The throwdown aims to teach the neighborhood youth there's more to hip-hop than gold teeth and a gangsta attitude, and there's more to break dancing than doing a bunch of backflips. "We want to teach people the foundations of the dance. People think break dancing is just spinning on your head and stuff. That's gymnastics. They're not dancing to the music. They don't know that there's up-rock and top-rock, footwork and freezes, and power moves," explains Jonathan Fields, better known as DJ Trails. Together with Speedy Legs, DJ Trails will MC this event. The two men are members of Hip-Hop Elements, a grassroots group whose mission is to pay respect to the origins of urban culture. Dancers shouldn't come expecting to hear the latest hits by 50 Cent, Mike Jones, and the Ying Yang Twins. "We're going to be playing a lot of the original music that people used to dance to in the Seventies and early Eighties. We're going to play the old James Brown records, the Rare Earth records," DJ Trails says.
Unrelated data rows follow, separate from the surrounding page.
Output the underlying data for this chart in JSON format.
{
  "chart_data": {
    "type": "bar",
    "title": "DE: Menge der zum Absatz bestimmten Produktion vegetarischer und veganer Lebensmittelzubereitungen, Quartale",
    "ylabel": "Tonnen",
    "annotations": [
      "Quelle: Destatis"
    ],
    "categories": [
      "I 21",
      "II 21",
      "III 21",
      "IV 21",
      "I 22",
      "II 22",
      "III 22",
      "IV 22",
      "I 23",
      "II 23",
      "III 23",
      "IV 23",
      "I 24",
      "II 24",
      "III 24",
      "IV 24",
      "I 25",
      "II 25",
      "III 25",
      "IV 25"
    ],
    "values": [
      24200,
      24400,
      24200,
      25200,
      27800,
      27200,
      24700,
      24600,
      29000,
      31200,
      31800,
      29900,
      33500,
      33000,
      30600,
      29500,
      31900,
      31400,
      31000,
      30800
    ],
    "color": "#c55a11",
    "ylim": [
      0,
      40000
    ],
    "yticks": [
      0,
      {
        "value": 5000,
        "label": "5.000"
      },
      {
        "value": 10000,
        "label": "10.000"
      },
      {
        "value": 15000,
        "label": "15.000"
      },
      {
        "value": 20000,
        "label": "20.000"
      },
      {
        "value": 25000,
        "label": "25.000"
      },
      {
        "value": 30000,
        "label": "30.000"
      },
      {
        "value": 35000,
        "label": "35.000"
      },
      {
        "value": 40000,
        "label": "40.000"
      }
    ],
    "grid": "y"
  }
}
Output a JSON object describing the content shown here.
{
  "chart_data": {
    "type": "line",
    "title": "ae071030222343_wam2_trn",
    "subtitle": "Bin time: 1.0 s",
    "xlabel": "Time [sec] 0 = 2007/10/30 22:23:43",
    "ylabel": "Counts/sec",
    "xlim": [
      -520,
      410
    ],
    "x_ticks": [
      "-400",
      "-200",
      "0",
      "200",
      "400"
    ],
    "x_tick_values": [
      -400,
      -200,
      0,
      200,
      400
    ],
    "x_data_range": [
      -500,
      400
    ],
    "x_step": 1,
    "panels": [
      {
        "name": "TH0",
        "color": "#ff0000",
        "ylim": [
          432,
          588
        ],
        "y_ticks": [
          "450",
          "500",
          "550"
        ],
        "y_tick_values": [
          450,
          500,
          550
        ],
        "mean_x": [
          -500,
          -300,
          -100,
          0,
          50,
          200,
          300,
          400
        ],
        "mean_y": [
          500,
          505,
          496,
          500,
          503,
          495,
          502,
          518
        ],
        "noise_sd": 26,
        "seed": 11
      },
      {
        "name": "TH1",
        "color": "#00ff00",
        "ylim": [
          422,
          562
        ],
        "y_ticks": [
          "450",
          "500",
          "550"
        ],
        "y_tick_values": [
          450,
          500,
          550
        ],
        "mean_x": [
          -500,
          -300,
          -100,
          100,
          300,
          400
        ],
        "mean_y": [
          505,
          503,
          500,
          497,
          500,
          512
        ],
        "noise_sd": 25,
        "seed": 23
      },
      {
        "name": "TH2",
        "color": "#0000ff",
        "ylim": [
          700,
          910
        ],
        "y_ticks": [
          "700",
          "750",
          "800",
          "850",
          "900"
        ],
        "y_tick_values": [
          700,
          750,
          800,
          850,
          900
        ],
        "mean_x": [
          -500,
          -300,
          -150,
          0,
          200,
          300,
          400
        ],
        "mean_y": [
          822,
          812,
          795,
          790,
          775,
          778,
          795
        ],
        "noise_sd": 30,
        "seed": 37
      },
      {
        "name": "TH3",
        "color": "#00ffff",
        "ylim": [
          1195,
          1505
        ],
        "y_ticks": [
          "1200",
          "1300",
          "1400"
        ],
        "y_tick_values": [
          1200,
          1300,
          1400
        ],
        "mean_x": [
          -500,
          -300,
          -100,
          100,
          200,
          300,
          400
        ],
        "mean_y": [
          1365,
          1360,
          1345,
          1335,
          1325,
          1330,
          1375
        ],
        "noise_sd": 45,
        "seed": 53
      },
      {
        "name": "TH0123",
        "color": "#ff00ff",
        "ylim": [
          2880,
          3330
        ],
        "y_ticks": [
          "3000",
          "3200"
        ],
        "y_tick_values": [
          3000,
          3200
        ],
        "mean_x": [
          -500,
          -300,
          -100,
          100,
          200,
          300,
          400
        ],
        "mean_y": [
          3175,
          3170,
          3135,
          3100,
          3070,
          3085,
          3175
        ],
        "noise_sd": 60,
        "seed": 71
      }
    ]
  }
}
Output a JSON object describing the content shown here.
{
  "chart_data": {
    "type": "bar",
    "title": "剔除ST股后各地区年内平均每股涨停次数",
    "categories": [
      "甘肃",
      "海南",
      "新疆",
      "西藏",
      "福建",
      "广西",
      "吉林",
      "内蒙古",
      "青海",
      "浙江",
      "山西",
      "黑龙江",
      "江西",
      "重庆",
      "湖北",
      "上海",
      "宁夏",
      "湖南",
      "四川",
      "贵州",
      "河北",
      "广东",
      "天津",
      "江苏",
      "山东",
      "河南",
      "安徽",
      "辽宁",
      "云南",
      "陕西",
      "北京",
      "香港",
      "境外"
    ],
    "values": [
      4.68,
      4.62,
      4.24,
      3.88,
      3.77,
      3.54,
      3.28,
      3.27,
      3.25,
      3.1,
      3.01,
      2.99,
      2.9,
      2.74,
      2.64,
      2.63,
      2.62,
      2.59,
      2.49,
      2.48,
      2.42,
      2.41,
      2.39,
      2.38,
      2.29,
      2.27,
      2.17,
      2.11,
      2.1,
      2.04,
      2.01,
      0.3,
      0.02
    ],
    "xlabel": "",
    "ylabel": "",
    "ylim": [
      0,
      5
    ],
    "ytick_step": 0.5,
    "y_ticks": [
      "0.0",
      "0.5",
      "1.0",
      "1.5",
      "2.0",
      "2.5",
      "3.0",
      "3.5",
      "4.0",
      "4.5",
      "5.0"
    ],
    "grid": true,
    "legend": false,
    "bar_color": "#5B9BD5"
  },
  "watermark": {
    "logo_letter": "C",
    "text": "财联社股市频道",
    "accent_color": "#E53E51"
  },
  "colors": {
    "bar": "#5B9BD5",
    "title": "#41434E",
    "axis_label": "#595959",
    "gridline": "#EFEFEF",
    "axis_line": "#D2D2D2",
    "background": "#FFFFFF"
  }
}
A real b-boy isn't afraid to incorporate new elements into his break dancing. "I even took ballet for a little bit," Speedy Legs says. "Don't get me wrong. I try to incorporate whatever's useful." Besides all the breaking, new schoolers can learn from the hip-hop history display and workshop presented by James Peterson, media coordinator for the Harvard University hip-hop archive. Chris Norwood, chair of the Miami Lakes Youth Activities Task Force, is particularly excited about the education offered by the competition and the exhibit. "This is not a P. Diddy, shiny-suit event," says Norwood. "A lot of kids have never even seen real break dancing before. It's becoming like an artifact. And we're at fault if the young people don't know. We're at fault if the culture doesn't evolve."